Question

I am doing some numerical optimization on a scientific application. One thing I noticed is that GCC will optimize the call pow(a,2) by compiling it into a*a, but the call pow(a,6) is not optimized and will actually call the library function pow, which greatly slows down the performance. (In contrast, Intel C++ Compiler, executable icc, will eliminate the library call for pow(a,6).)

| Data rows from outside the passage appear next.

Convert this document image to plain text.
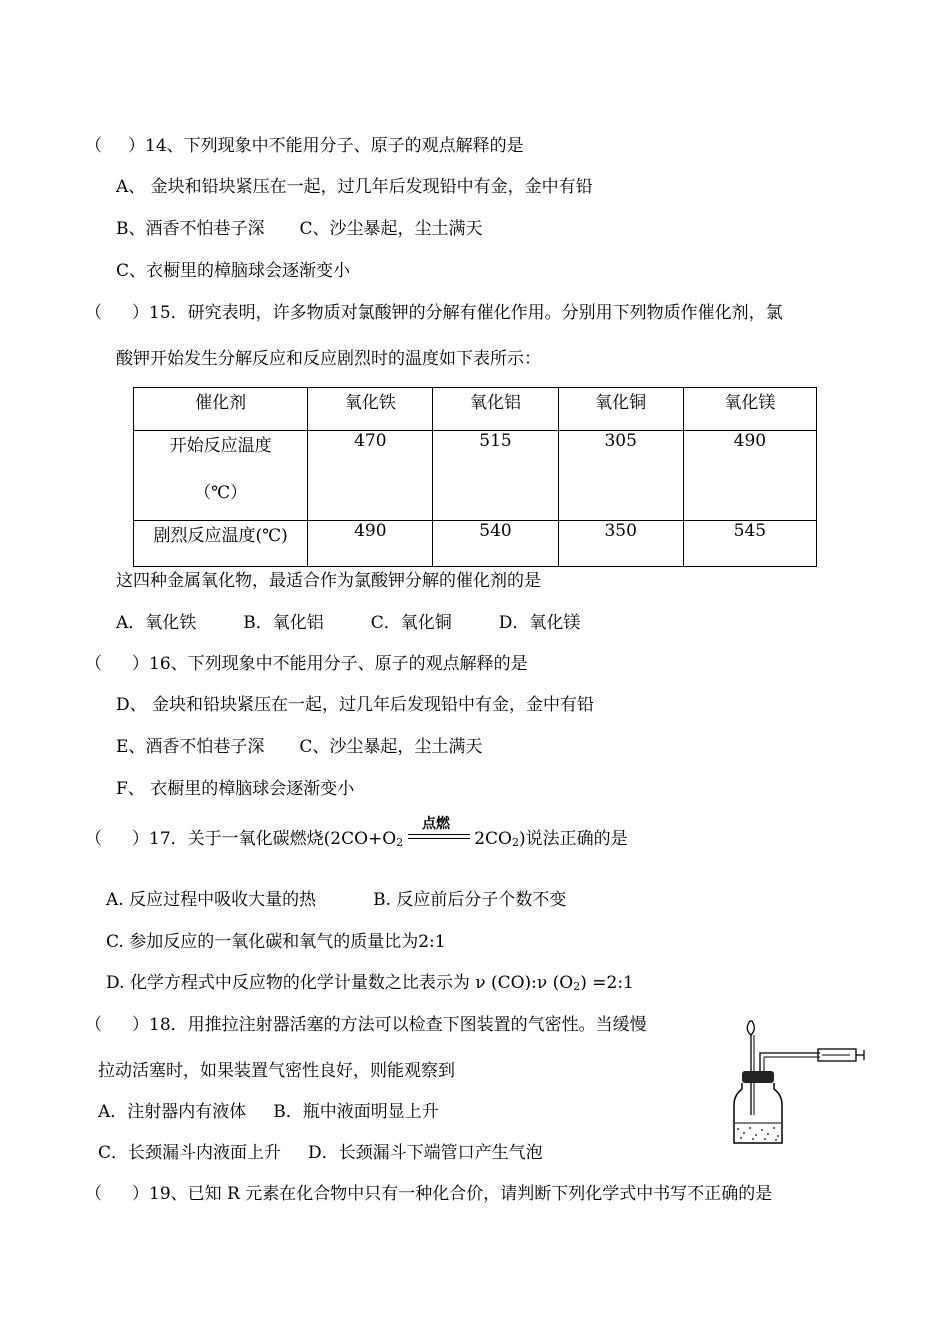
（ ）14、下列现象中不能用分子、原子的观点解释的是
A、 金块和铅块紧压在一起，过几年后发现铅中有金，金中有铅
B、酒香不怕巷子深 C、沙尘暴起，尘土满天
C、衣橱里的樟脑球会逐渐变小
（ ）15．研究表明，许多物质对氯酸钾的分解有催化作用。分别用下列物质作催化剂，氯
酸钾开始发生分解反应和反应剧烈时的温度如下表所示：
催化剂	氧化铁	氧化铝	氧化铜	氧化镁

开始反应温度
（℃）	470	515	305	490
剧烈反应温度(℃)	490	540	350	545
这四种金属氧化物，最适合作为氯酸钾分解的催化剂的是
A．氧化铁	B．氧化铝	C．氧化铜	D．氧化镁
（ ）16、下列现象中不能用分子、原子的观点解释的是
D、 金块和铅块紧压在一起，过几年后发现铅中有金，金中有铅
E、酒香不怕巷子深 C、沙尘暴起，尘土满天
F、 衣橱里的樟脑球会逐渐变小
（ ）17．关于一氧化碳燃烧(2CO+O2	2CO2)说法正确的是
点燃
A. 反应过程中吸收大量的热	B. 反应前后分子个数不变
C. 参加反应的一氧化碳和氧气的质量比为2:1
D. 化学方程式中反应物的化学计量数之比表示为 ν (CO):ν (O2) =2:1
（ ）18．用推拉注射器活塞的方法可以检查下图装置的气密性。当缓慢
拉动活塞时，如果装置气密性良好，则能观察到
A．注射器内有液体 B．瓶中液面明显上升
C．长颈漏斗内液面上升 D．长颈漏斗下端管口产生气泡
（ ）19、已知 R 元素在化合物中只有一种化合价，请判断下列化学式中书写不正确的是
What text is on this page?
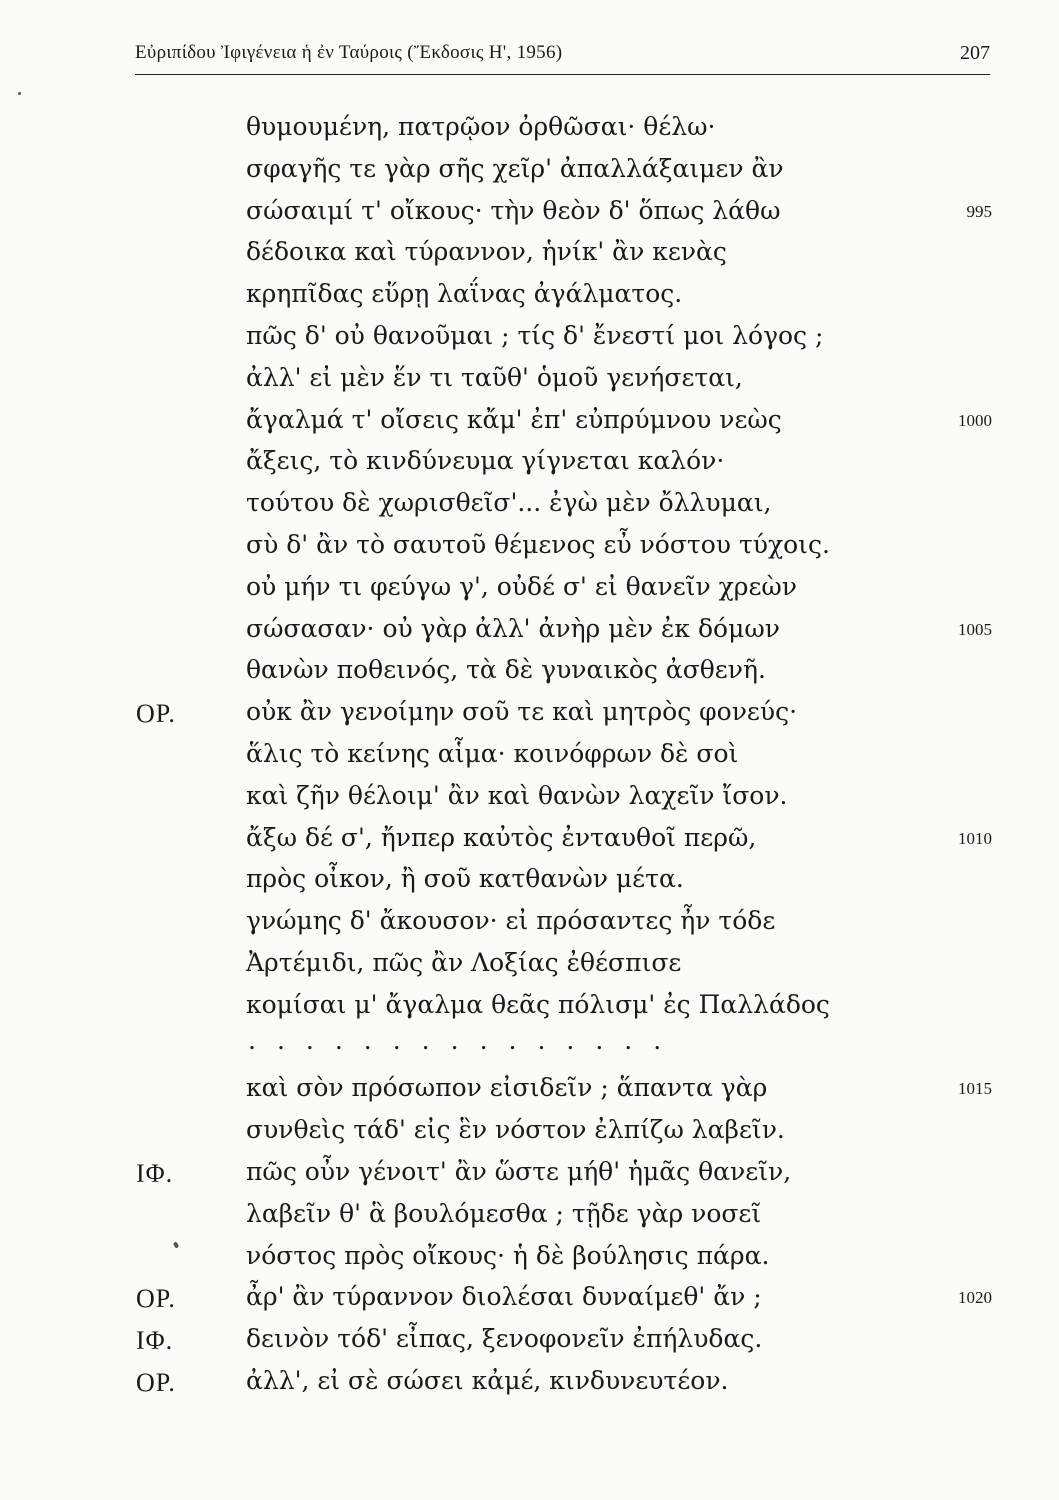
Εὐριπίδου Ἰφιγένεια ἡ ἐν Ταύροις (Ἔκδοσις Η', 1956)	207
θυμουμένη, πατρῷον ὀρθῶσαι· θέλω·
σφαγῆς τε γὰρ σῆς χεῖρ' ἀπαλλάξαιμεν ἂν
σώσαιμί τ' οἴκους· τὴν θεὸν δ' ὅπως λάθω	995
δέδοικα καὶ τύραννον, ἡνίκ' ἂν κενὰς
κρηπῖδας εὕρῃ λαΐνας ἀγάλματος.
πῶς δ' οὐ θανοῦμαι ; τίς δ' ἔνεστί μοι λόγος ;
ἀλλ' εἰ μὲν ἕν τι ταῦθ' ὁμοῦ γενήσεται,
ἄγαλμά τ' οἴσεις κἄμ' ἐπ' εὐπρύμνου νεὼς	1000
ἄξεις, τὸ κινδύνευμα γίγνεται καλόν·
τούτου δὲ χωρισθεῖσ'... ἐγὼ μὲν ὄλλυμαι,
σὺ δ' ἂν τὸ σαυτοῦ θέμενος εὖ νόστου τύχοις.
οὐ μήν τι φεύγω γ', οὐδέ σ' εἰ θανεῖν χρεὼν
σώσασαν· οὐ γὰρ ἀλλ' ἀνὴρ μὲν ἐκ δόμων	1005
θανὼν ποθεινός, τὰ δὲ γυναικὸς ἀσθενῆ.
ΟΡ.	οὐκ ἂν γενοίμην σοῦ τε καὶ μητρὸς φονεύς·
ἅλις τὸ κείνης αἷμα· κοινόφρων δὲ σοὶ
καὶ ζῆν θέλοιμ' ἂν καὶ θανὼν λαχεῖν ἴσον.
ἄξω δέ σ', ἤνπερ καὐτὸς ἐνταυθοῖ περῶ,	1010
πρὸς οἶκον, ἢ σοῦ κατθανὼν μέτα.
γνώμης δ' ἄκουσον· εἰ πρόσαντες ἦν τόδε
Ἀρτέμιδι, πῶς ἂν Λοξίας ἐθέσπισε
κομίσαι μ' ἄγαλμα θεᾶς πόλισμ' ἐς Παλλάδος
...............
καὶ σὸν πρόσωπον εἰσιδεῖν ; ἅπαντα γὰρ	1015
συνθεὶς τάδ' εἰς ἓν νόστον ἐλπίζω λαβεῖν.
ΙΦ.	πῶς οὖν γένοιτ' ἂν ὥστε μήθ' ἡμᾶς θανεῖν,
λαβεῖν θ' ἃ βουλόμεσθα ; τῇδε γὰρ νοσεῖ
νόστος πρὸς οἴκους· ἡ δὲ βούλησις πάρα.
ΟΡ.	ἆρ' ἂν τύραννον διολέσαι δυναίμεθ' ἄν ;	1020
ΙΦ.	δεινὸν τόδ' εἶπας, ξενοφονεῖν ἐπήλυδας.
ΟΡ.	ἀλλ', εἰ σὲ σώσει κἀμέ, κινδυνευτέον.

What I am curious about is that when I replaced pow(a,6) with a*a*a*a*a*a using GCC 4.5.1 and options "-O3 -lm -funroll-loops -msse4", it uses 5 mulsd instructions:

movapd  %xmm14, %xmm13
mulsd   %xmm14, %xmm13
mulsd   %xmm14, %xmm13
mulsd   %xmm14, %xmm13
mulsd   %xmm14, %xmm13
mulsd   %xmm14, %xmm13

如果我写了<代码>(a*a*a)*(a*a*a),则该编码将产生。

movapd  %xmm14, %xmm13
mulsd   %xmm14, %xmm13
mulsd   %xmm14, %xmm13
mulsd   %xmm13, %xmm13

将乘数指示数减至3:ic也有类似行为。

Why do compilers not recognize this optimization trick?

Answer 1

http://en.wikipedia.org/wiki/Floating_point#Accuracy_problems”rel=“noreferer” Floating Point Math is not Associative. 您将歌剧归入浮动点复制方式,对答案的准确性产生影响。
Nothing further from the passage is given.